A l’opposé, la police administrative consiste à prévenir la réalisation de telles infractions.
1342.- Conséquences de la distinction.- La distinction entre les deux types de polices a des conséquences du point de vue contentieux : en matière de police administrative, c’est le juge administratif qui est compétent, alors qu’en matière de police judiciaire, les litiges doivent être portés devant le juge judiciaire. En outre, il résulte de la jurisprudence du Conseil constitutionnel qu’en application du principe de séparation des pouvoirs, seule l’autorité judiciaire est compétente pour diriger ou surveiller des opérations de police judiciaire (CC, 19 janvier 2006, DC numéro 2005-532, Loi relative à la lutte contre le terrorisme). En revanche, si les opérations de police administrative relèvent en principe de l’exécutif, le Conseil constitutionnel admet que certaines opérations de police administrative peuvent être soumises à un régime de police judiciaire, celui-ci ayant pour effet de renforcer les garanties des administrés (CC, 19-20 janvier 1981, DC numéro 80-127, Sécurité et liberté).

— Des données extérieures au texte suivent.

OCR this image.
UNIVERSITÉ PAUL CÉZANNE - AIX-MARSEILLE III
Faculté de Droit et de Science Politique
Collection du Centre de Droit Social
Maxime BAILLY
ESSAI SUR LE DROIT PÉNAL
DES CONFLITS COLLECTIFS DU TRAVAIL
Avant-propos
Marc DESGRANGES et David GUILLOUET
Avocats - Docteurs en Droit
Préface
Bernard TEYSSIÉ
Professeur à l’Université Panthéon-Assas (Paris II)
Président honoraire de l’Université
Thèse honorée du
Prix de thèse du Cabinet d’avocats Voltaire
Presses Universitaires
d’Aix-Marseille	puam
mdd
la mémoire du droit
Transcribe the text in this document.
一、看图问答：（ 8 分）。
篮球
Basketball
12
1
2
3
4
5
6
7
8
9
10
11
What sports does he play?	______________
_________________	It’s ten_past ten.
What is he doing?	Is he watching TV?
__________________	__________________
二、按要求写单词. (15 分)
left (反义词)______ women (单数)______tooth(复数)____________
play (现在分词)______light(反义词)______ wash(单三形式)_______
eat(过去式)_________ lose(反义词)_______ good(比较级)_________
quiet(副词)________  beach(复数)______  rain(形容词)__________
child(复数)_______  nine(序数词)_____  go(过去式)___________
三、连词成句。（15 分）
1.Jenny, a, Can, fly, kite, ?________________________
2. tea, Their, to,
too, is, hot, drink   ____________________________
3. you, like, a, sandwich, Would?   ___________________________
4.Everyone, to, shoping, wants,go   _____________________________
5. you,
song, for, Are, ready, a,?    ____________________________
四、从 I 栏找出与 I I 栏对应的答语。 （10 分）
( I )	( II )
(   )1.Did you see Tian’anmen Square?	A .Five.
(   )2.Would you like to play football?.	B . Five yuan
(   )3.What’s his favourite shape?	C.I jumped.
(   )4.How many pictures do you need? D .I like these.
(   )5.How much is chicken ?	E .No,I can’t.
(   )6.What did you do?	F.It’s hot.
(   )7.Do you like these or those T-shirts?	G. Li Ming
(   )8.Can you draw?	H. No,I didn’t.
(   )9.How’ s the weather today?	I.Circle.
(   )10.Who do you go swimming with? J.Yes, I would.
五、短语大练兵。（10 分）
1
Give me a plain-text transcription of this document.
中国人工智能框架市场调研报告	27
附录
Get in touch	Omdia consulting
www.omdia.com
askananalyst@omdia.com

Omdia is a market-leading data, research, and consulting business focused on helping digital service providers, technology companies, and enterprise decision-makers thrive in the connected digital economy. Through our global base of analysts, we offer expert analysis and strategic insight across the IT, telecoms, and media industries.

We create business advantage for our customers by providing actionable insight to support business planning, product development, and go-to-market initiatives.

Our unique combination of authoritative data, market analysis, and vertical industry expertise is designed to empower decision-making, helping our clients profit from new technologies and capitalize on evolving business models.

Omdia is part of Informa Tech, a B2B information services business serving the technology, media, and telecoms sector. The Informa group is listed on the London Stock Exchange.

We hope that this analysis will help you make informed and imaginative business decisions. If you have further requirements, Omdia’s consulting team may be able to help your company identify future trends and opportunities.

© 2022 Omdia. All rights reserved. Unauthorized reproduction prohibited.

Si elle paraît assez évidente, la distinction entre les deux types de polices pose un certain nombre de difficultés pratiques, ce qui est lié à l’utilisation du critère finaliste et au fait que ce sont pratiquement les mêmes autorités et agents qui sont en charge de ces missions.
1343.- Difficultés.- Les juges ont donc dû préciser la frontière entre les activités de police administrative et de police judiciaire.

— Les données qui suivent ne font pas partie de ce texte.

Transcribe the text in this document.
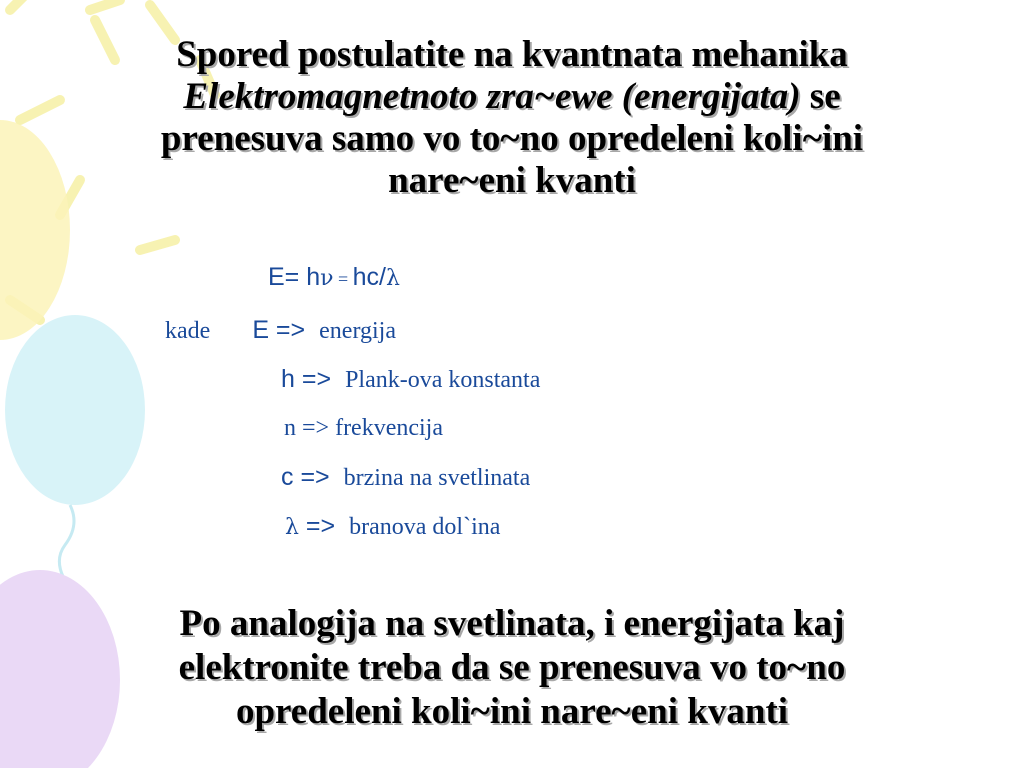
Spored postulatite na kvantnata mehanika
Elektromagnetnoto zra~ewe (energijata) se
prenesuva samo vo to~no opredeleni koli~ini
nare~eni kvanti
E= hν = hc/λ
kade E => energija
h => Plank-ova konstanta
n => frekvencija
c => brzina na svetlinata
λ => branova dol`ina
Po analogija na svetlinata, i energijata kaj
elektronite treba da se prenesuva vo to~no
opredeleni koli~ini nare~eni kvanti
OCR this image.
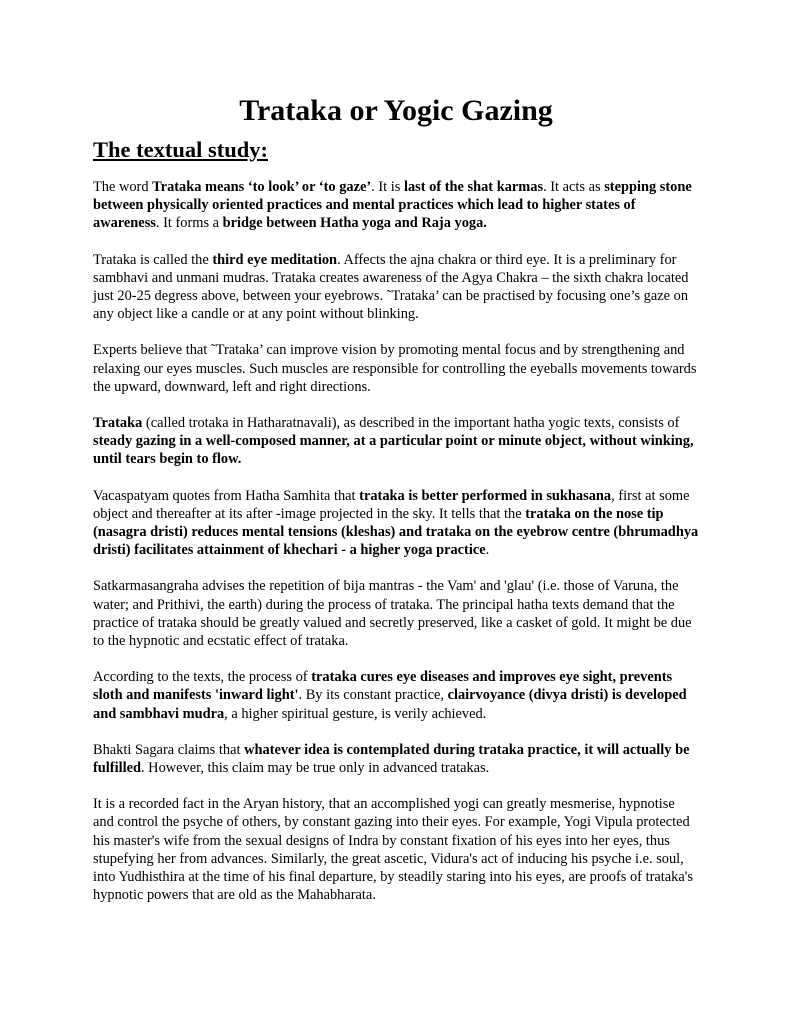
Trataka or Yogic Gazing
The textual study:

The word Trataka means ‘to look’ or ‘to gaze’. It is last of the shat karmas. It acts as stepping stone between physically oriented practices and mental practices which lead to higher states of awareness. It forms a bridge between Hatha yoga and Raja yoga.

Trataka is called the third eye meditation. Affects the ajna chakra or third eye. It is a preliminary for sambhavi and unmani mudras. Trataka creates awareness of the Agya Chakra – the sixth chakra located just 20-25 degress above, between your eyebrows. ˜Trataka’ can be practised by focusing one’s gaze on any object like a candle or at any point without blinking.

Experts believe that ˜Trataka’ can improve vision by promoting mental focus and by strengthening and relaxing our eyes muscles. Such muscles are responsible for controlling the eyeballs movements towards the upward, downward, left and right directions.

Trataka (called trotaka in Hatharatnavali), as described in the important hatha yogic texts, consists of steady gazing in a well-composed manner, at a particular point or minute object, without winking, until tears begin to flow.

Vacaspatyam quotes from Hatha Samhita that trataka is better performed in sukhasana, first at some object and thereafter at its after -image projected in the sky. It tells that the trataka on the nose tip (nasagra dristi) reduces mental tensions (kleshas) and trataka on the eyebrow centre (bhrumadhya dristi) facilitates attainment of khechari - a higher yoga practice.

Satkarmasangraha advises the repetition of bija mantras - the Vam' and 'glau' (i.e. those of Varuna, the water; and Prithivi, the earth) during the process of trataka. The principal hatha texts demand that the practice of trataka should be greatly valued and secretly preserved, like a casket of gold. It might be due to the hypnotic and ecstatic effect of trataka.

According to the texts, the process of trataka cures eye diseases and improves eye sight, prevents sloth and manifests 'inward light'. By its constant practice, clairvoyance (divya dristi) is developed and sambhavi mudra, a higher spiritual gesture, is verily achieved.

Bhakti Sagara claims that whatever idea is contemplated during trataka practice, it will actually be fulfilled. However, this claim may be true only in advanced tratakas.

It is a recorded fact in the Aryan history, that an accomplished yogi can greatly mesmerise, hypnotise and control the psyche of others, by constant gazing into their eyes. For example, Yogi Vipula protected his master's wife from the sexual designs of Indra by constant fixation of his eyes into her eyes, thus stupefying her from advances. Similarly, the great ascetic, Vidura's act of inducing his psyche i.e. soul, into Yudhisthira at the time of his final departure, by steadily staring into his eyes, are proofs of trataka's hypnotic powers that are old as the Mahabharata.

Il a ainsi été jugé que la police judiciaire concerne aussi bien les infractions commises, que celles qui risquent d’être commises.
Exemple :
– TC, 15 janvier 1968, requête numéro 01909, Consorts Tayeb (Rec., p. 791 ; D. 1968, jurispr. p. 417, concl. Schmelck) : pour admettre qu’un acte relève de la police judiciaire il suffit que les agents aient pu estimer que le comportement d’une personne « était de nature à laisser supposer qu’elle se disposait à commettre un délit ».
De même, relèvent de la police judiciaire les infractions réellement commises, mais également les infractions supposées.
Exemple :
– CE, 18 mai 1981, requête numéro 7502, Consorts Ferran (Rec., p. 148 ; D. 1981, inf. rap. p. 283, obs. Delvolvé ; RDP 1981, p. 1464) : se rattache à la police judiciaire une opération de mise en fourrière d’un véhicule, alors même que l’autorité de police qui a prescrit son enlèvement aurait commis une erreur relative au caractère irrégulier du stationnement.

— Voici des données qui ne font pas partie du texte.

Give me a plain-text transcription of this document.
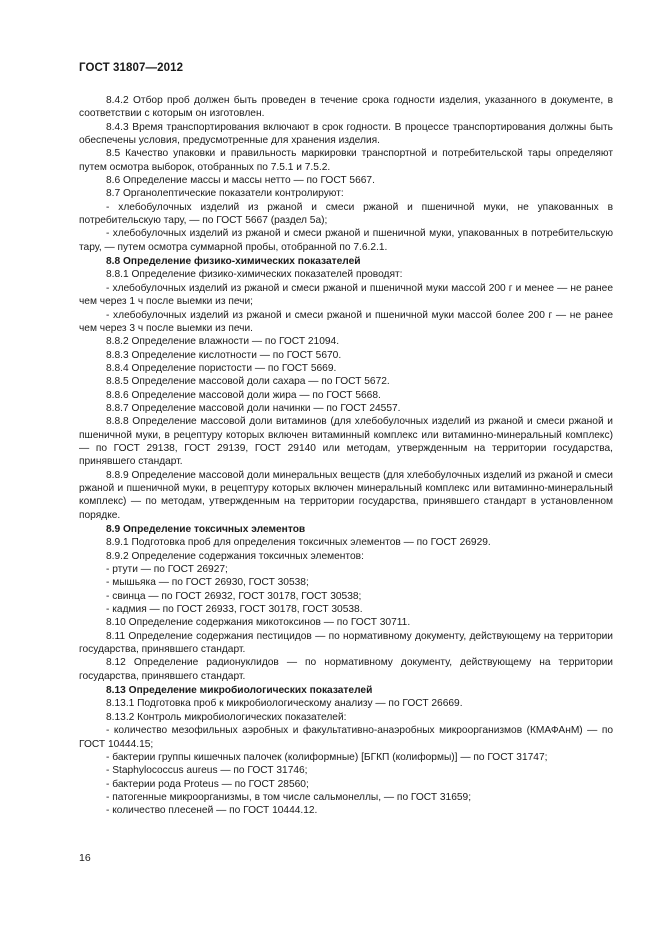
ГОСТ 31807—2012

8.4.2 Отбор проб должен быть проведен в течение срока годности изделия, указанного в документе, в соответствии с которым он изготовлен.

8.4.3 Время транспортирования включают в срок годности. В процессе транспортирования должны быть обеспечены условия, предусмотренные для хранения изделия.

8.5 Качество упаковки и правильность маркировки транспортной и потребительской тары определяют путем осмотра выборок, отобранных по 7.5.1 и 7.5.2.

8.6 Определение массы и массы нетто — по ГОСТ 5667.

8.7 Органолептические показатели контролируют:

- хлебобулочных изделий из ржаной и смеси ржаной и пшеничной муки, не упакованных в потребительскую тару, — по ГОСТ 5667 (раздел 5а);

- хлебобулочных изделий из ржаной и смеси ржаной и пшеничной муки, упакованных в потребительскую тару, — путем осмотра суммарной пробы, отобранной по 7.6.2.1.

8.8 Определение физико-химических показателей

8.8.1 Определение физико-химических показателей проводят:

- хлебобулочных изделий из ржаной и смеси ржаной и пшеничной муки массой 200 г и менее — не ранее чем через 1 ч после выемки из печи;

- хлебобулочных изделий из ржаной и смеси ржаной и пшеничной муки массой более 200 г — не ранее чем через 3 ч после выемки из печи.

8.8.2 Определение влажности — по ГОСТ 21094.

8.8.3 Определение кислотности — по ГОСТ 5670.

8.8.4 Определение пористости — по ГОСТ 5669.

8.8.5 Определение массовой доли сахара — по ГОСТ 5672.

8.8.6 Определение массовой доли жира — по ГОСТ 5668.

8.8.7 Определение массовой доли начинки — по ГОСТ 24557.

8.8.8 Определение массовой доли витаминов (для хлебобулочных изделий из ржаной и смеси ржаной и пшеничной муки, в рецептуру которых включен витаминный комплекс или витаминно-минеральный комплекс) — по ГОСТ 29138, ГОСТ 29139, ГОСТ 29140 или методам, утвержденным на территории государства, принявшего стандарт.

8.8.9 Определение массовой доли минеральных веществ (для хлебобулочных изделий из ржаной и смеси ржаной и пшеничной муки, в рецептуру которых включен минеральный комплекс или витаминно-минеральный комплекс) — по методам, утвержденным на территории государства, принявшего стандарт в установленном порядке.

8.9 Определение токсичных элементов

8.9.1 Подготовка проб для определения токсичных элементов — по ГОСТ 26929.

8.9.2 Определение содержания токсичных элементов:

- ртути — по ГОСТ 26927;

- мышьяка — по ГОСТ 26930, ГОСТ 30538;

- свинца — по ГОСТ 26932, ГОСТ 30178, ГОСТ 30538;

- кадмия — по ГОСТ 26933, ГОСТ 30178, ГОСТ 30538.

8.10 Определение содержания микотоксинов — по ГОСТ 30711.

8.11 Определение содержания пестицидов — по нормативному документу, действующему на территории государства, принявшего стандарт.

8.12 Определение радионуклидов — по нормативному документу, действующему на территории государства, принявшего стандарт.

8.13 Определение микробиологических показателей

8.13.1 Подготовка проб к микробиологическому анализу — по ГОСТ 26669.

8.13.2 Контроль микробиологических показателей:

- количество мезофильных аэробных и факультативно-анаэробных микроорганизмов (КМАФАнМ) — по ГОСТ 10444.15;

- бактерии группы кишечных палочек (колиформные) [БГКП (колиформы)] — по ГОСТ 31747;

- Staphylococcus aureus — по ГОСТ 31746;

- бактерии рода Proteus — по ГОСТ 28560;

- патогенные микроорганизмы, в том числе сальмонеллы, — по ГОСТ 31659;

- количество плесеней — по ГОСТ 10444.12.

16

Dans le même ordre d’idées, le juge s’attache à contrôler l’intention réelle de l’auteur de l’acte, ce qui permet la censure d’éventuels détournements de procédure. Une telle censure a été réalisée à l’occasion d’une affaire qui mettait en cause une opération de saisie de journaux, laquelle peut revêtir, selon les cas, un caractère administratif ou judiciaire (CE Ass., 24 juin 1960, requête numéro 4221989, Société Frampar, préc.). Les juges estiment en l’espèce que des saisies qui ont « pour objet, non de constater des crimes ou délits contre la sûreté intérieure ou la sûreté extérieure de l’Etat et d’en livrer les auteurs aux tribunaux chargés de les punir, mais d’empêcher (une) diffusion (…) présente, en réalité, le caractère de mesures administratives ».
D’autres difficultés peuvent concerner, non pas la définition du contenu des activités de police judiciaire et administrative, mais la coexistence entre ces activités ou leur changement de nature.
Il peut ainsi exister des hypothèses de cumul entre une opération de police administrative et une opération de police judiciaire.
Exemple :
– TC, 29 octobre 1990, requête numéro 02617, Morvan (Rec., p. 400) : des policiers effectuent une ronde de surveillance tout en ayant reçu la consigne d’intercepter des individus dont le signalement leur a été donné. Dans cette hypothèse, il y a coexistence entre une activité de police administrative et une activité de police judiciaire. Cependant, les dommages dont il était demandé réparation en l’espèce ont été occasionnés lors de la tentative d’interception des individus recherchés, donc à l’occasion d’une activité de police judiciaire.
De la même façon, une opération de police administrative peut se transformer en opération de police judiciaire ou, à l’inverse, une opération de police judiciaire peut se transformer en opération de police administrative.
Exemple :
– TC, 5 décembre 1977, requête numéro 02060, Dlle. Motsch (Rec., p. 671 ; AJDA 1978, p. 444, chron. Dutheillet de Lamothe et Robineau) : un véhicule prend en stop une autostoppeuse. Sur la route, le véhicule est arrêté à un barrage organisé par la police en vue de réaliser des contrôles d’identité. Le véhicule force le barrage et les policiers se mettent en chasse. A ce moment précis, l’opération de police administrative se transforme et devient une opération de police judiciaire. Les dommages subis par la victime durant la poursuite relèvent donc de la compétence des juridictions judiciaires.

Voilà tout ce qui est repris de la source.